First off, I've use LetsEncrtypt on every site I've developed and it's been marvellous! Thank you, LetsEncrypt!
I got this email from Google this morning:
Starting October 2017, Chrome (version 62) will show a “NOT SECURE” warning when users enter text in a form on an HTTP page, and for all HTTP pages in Incognito mode.
So, I need to install SSL certificates for 150+ unique subdomains that my work host. We don't have access to the main domain. For instance, I want to secure:
subdomain.domain.com
but I don't have access to:
domain.com
Is it possible to use LetsEncrypt for my scenario? I've read up on the Rate Limits, and I'm a little unsure in regards to the Public Suffix List. Do we need to have access to the main domain?
Yes, it’s possible to make certificates for 150 (or some other number) of subdomains. You would only have to validate the main domain if you wanted a certificate for the main domain.
Since a certificate can include 100 names, you can do this with two certificates, so the rate limits would be no problem.
However, if you want to add and remove subdomains frequently – i.e. more than 20 times per week – that would run into rate limit problems.
That’s great news! I wasn’t too clear about it in the OP, but would the same still be true if the subdomains were all from different domains? For example:
A certificate can contain up to 100 names. They can be from 1 domain, or 100 domains, or anything in between.
The rate limits are largely per domain. While the Certificates per Registered Domain limit is (by default) 20 per week, there’s no problem issuing certificates for thousands or millions of different domains.

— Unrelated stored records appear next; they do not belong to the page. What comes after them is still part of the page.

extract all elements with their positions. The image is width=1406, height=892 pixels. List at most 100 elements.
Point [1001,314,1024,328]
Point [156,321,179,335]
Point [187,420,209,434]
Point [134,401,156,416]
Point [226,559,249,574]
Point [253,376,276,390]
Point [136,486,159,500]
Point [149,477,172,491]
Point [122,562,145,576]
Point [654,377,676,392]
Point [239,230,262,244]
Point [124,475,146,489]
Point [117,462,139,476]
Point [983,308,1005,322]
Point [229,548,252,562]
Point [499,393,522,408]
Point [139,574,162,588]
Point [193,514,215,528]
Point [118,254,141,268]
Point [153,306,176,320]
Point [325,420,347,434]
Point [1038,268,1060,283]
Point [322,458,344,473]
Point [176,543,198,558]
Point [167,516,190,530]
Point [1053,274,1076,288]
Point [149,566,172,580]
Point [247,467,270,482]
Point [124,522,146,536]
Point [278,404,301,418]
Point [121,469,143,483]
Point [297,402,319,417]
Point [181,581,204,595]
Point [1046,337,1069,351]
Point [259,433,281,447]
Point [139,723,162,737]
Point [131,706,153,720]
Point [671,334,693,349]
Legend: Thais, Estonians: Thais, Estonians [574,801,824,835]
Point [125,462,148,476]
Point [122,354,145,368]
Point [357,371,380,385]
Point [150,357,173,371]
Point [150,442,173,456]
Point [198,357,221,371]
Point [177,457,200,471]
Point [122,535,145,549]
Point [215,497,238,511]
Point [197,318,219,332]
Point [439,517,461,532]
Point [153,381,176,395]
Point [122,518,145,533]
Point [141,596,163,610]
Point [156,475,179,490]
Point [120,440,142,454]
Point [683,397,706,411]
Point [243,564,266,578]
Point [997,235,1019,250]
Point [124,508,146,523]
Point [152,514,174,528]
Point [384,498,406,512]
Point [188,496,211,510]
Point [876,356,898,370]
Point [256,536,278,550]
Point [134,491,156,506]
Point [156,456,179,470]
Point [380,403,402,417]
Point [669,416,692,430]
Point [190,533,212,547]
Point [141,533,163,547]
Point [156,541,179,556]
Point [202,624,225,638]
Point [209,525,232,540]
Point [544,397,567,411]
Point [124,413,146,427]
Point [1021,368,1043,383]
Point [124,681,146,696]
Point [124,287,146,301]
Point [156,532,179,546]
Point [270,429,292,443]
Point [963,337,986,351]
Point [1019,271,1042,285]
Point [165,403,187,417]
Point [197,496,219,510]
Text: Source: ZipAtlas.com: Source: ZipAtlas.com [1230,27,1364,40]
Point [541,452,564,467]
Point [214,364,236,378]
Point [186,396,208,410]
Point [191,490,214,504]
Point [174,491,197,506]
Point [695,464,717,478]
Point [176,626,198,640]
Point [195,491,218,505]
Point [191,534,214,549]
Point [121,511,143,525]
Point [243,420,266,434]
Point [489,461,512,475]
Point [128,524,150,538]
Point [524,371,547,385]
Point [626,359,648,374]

For rate limit management, it can be best to use 1 certificate per domain.
You mentioned public suffixes… Are your domains on the public suffix list? Will they be? It will influence rate limits (e.g. 20 certificates for subdomains of “foo.example.com”, 20 for subdomains of “bar.example.com”, &c, instead of just 20 for all subdomains of “example.com”). But that doesn’t matter if you weren’t going to issue many certificates anyway, and it doesn’t have an effect on validation.
Hopefully this is clear from @mnordhoff's answer, but this case is actually treated much more leniently by the Let's Encrypt rate limits, because the CA assumes that these are for "different entities" in some sense. So they are limited less than the other case. You are still allowed to cover them with the same certificate, if you want, up to 100 names in one certificate. Or they can be separate certificates if you want to do it that way.

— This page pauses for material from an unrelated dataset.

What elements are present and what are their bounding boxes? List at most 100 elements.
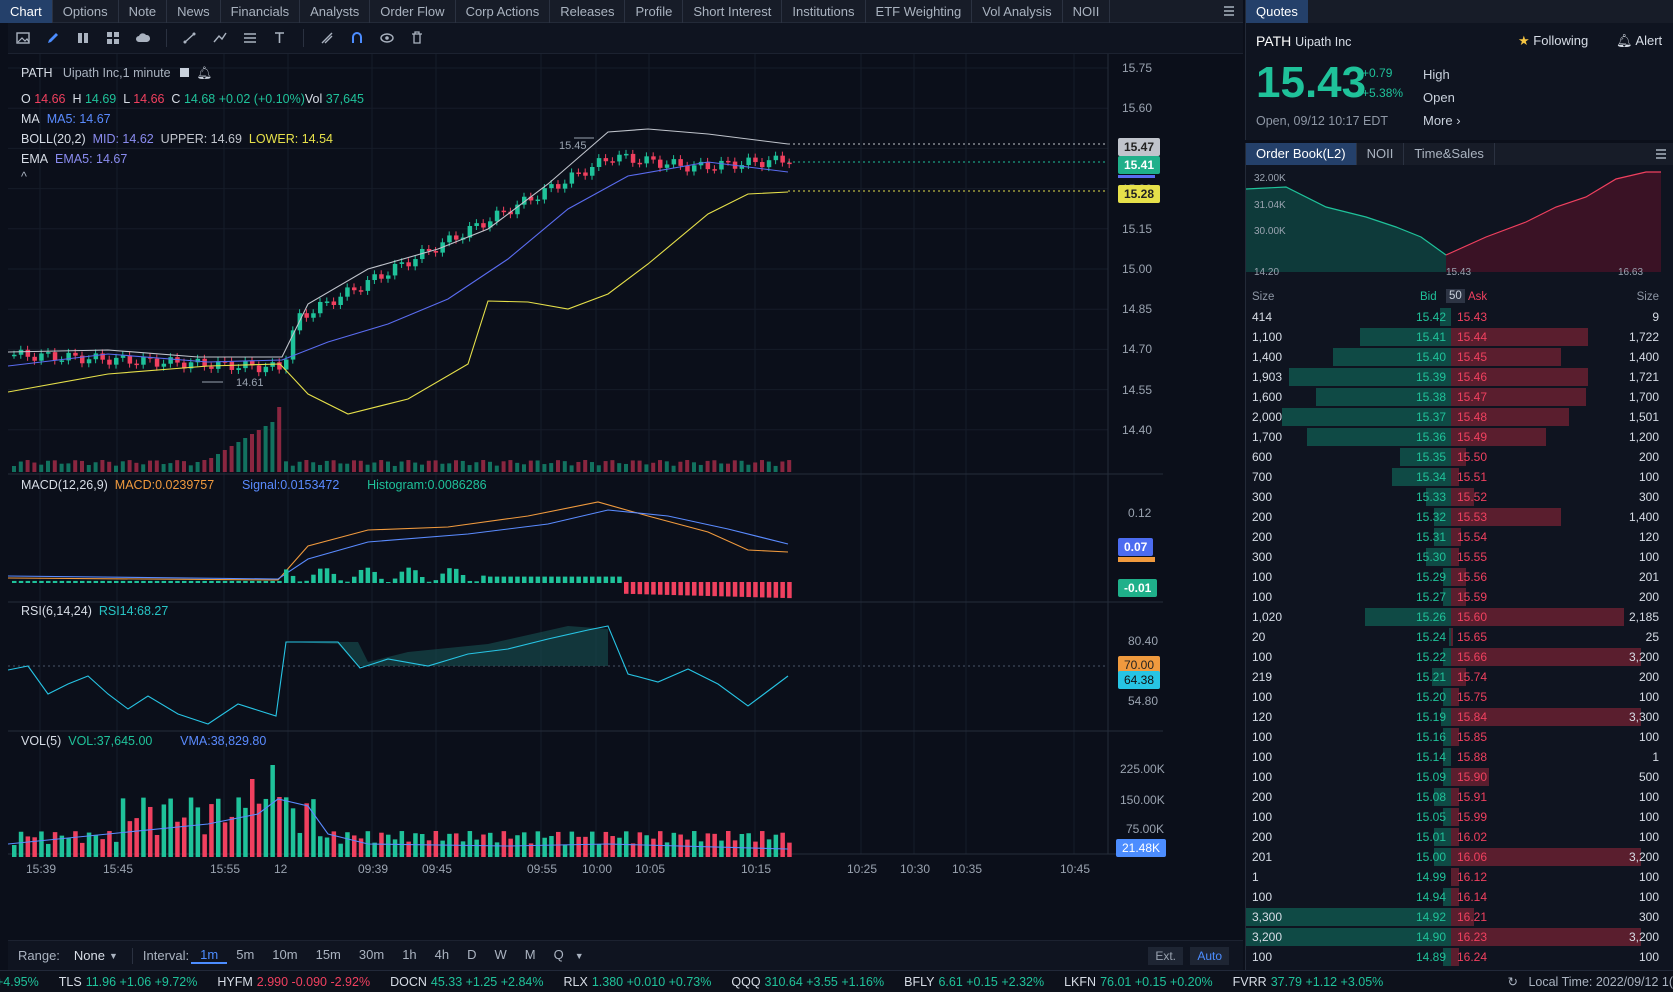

If other people (not you) are also getting Let's Encrypt certificates for other subdomains of these domains, then that could potentially affect your ability to get these certificates because of rate limit interactions.
Hi @schoen, I work with @kingsloi - this sounds like it might be exactly what we need. One more specific question to our setup - I’d like to install the cert on our AWS elastic load balancer. So my vision for this would be basically two LetsEncrypt certs with ~100 sub domains on each. What I think we’d have to do next is setup one ELB for each cert. But AWS ELB does not support SNI though - so is that really the road block we’ll have to get around?